Moreover, it is counterproductive for Muslim groups like the Bridges Foundation and so-called thought leaders like Professor Safi to support a proselytizing video of Salafist ideology in today’s post-9/11 climate, where moderate Muslims and non-Muslims battle against the root of Islamist terror, the ideology of political Islam. Even Khalilah Sabra with the Islamists at the Muslim American Society thought it obvious that the DVD “doesn’t address the real concerns people have about Islam.” It leaves out any discussion whatsoever of political Islam (Islamism), terrorism, and the root cause of both: militant Islamism (radicalized political Islam).

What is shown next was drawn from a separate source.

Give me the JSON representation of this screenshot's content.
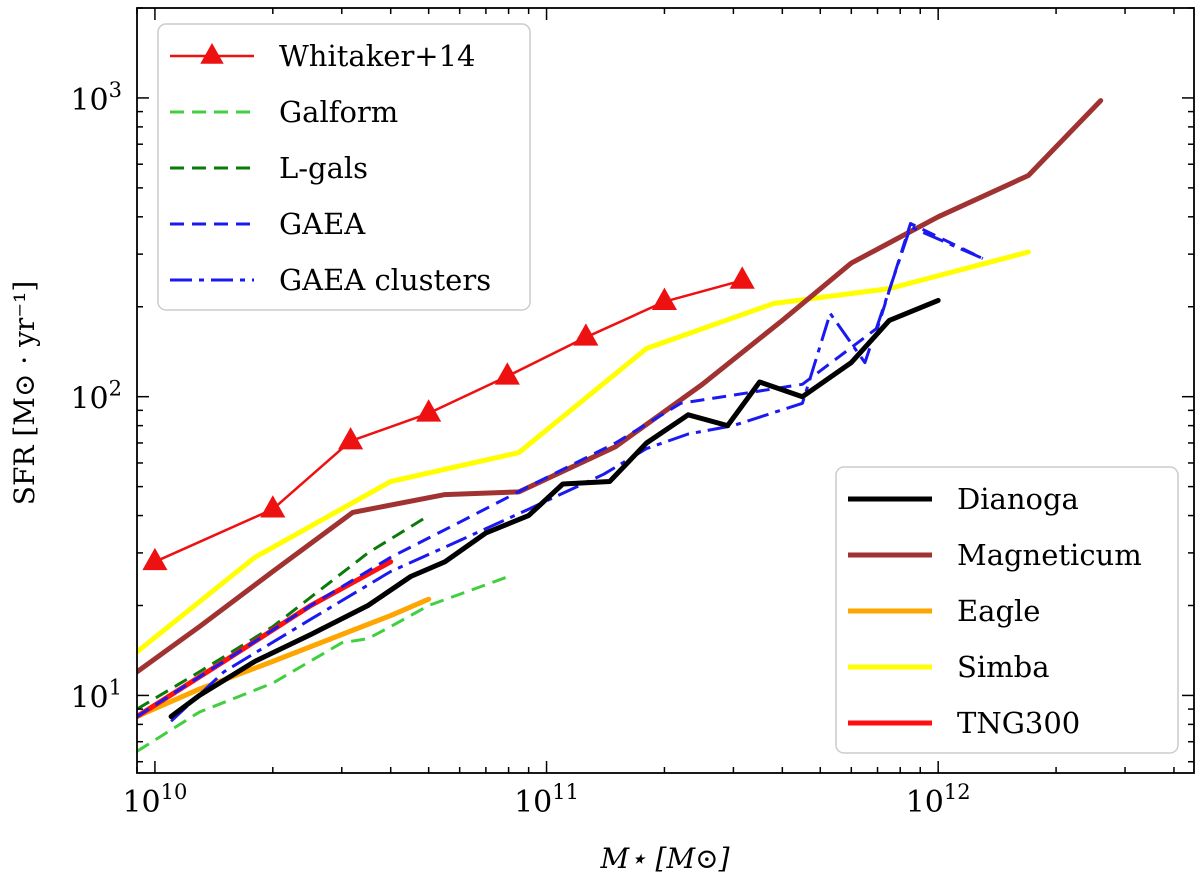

What seems to be missing in the debate is a candid effort to separate spiritual Islam from political Islam, which was at the heart of the DVD Obsession. The spirituality within Islam demands that Muslims assume the responsibility of tackling the root cause of terror which is perpetrated in Islam’s name. Any effort that fails to recognize and address the slippery slope that political Islam presents misses the mark and calls into question its intentions.
Consider the Bridges Foundation itself. Founded in Egypt, the birthplace of the Muslim Brotherhood and political Islam as envisioned by its founders, Sayyid Qutb and Hassan al-Banna, should the Bridges Foundation not be speaking out against the grand design of the Brotherhood?
This isn’t likely when one considers its director, Fadel Soliman, who is also the main narrator in the DVD. Soliman is a former national chaplain of a Saudi-based charity named the World Assembly of Muslim Youth (WAMY) in Northern Virginia. According to the Washington Post, in May 2004, WAMY was shut down in a raid by the FBI, the U.S. Bureau of Immigration and Customs Enforcement, and the Joint Terrorism Task Force in connection with a terrorism investigation. In addition, the U.S. branch of WAMY was founded in 1992 by Osama bin Laden’s nephew, Abdullah bin Laden, whose connections with WAMY were suspect.
The Post notes, “An affidavit signed by Customs Senior Special Agent David Kane contends that a WAMY publication lists people who have attacked Israelis, including a man who killed 14 people by driving a bus off a cliff, as ‘heroes from Palestine.'” Moreover, the same affidavit states that the document also claims that “Jews are humanity’s enemies: they foment immorality in the world.”
Given this background, the distribution of the DVD now takes on a whole different meaning. Despite its somewhat innocuous message to “educate and inform,” the sources of the DVD, and more importantly producers’ intentions, cannot be wholly discounted.
All of a sudden, one realizes that the fog has not lifted. In fact, it has gotten much thicker. The media did not do a thorough investigation into the ideology behind the DVD and its distributors with even a portion of the fervor it demonstrated with the fall release of the Obsession DVD. I guess the media is in the fog as well.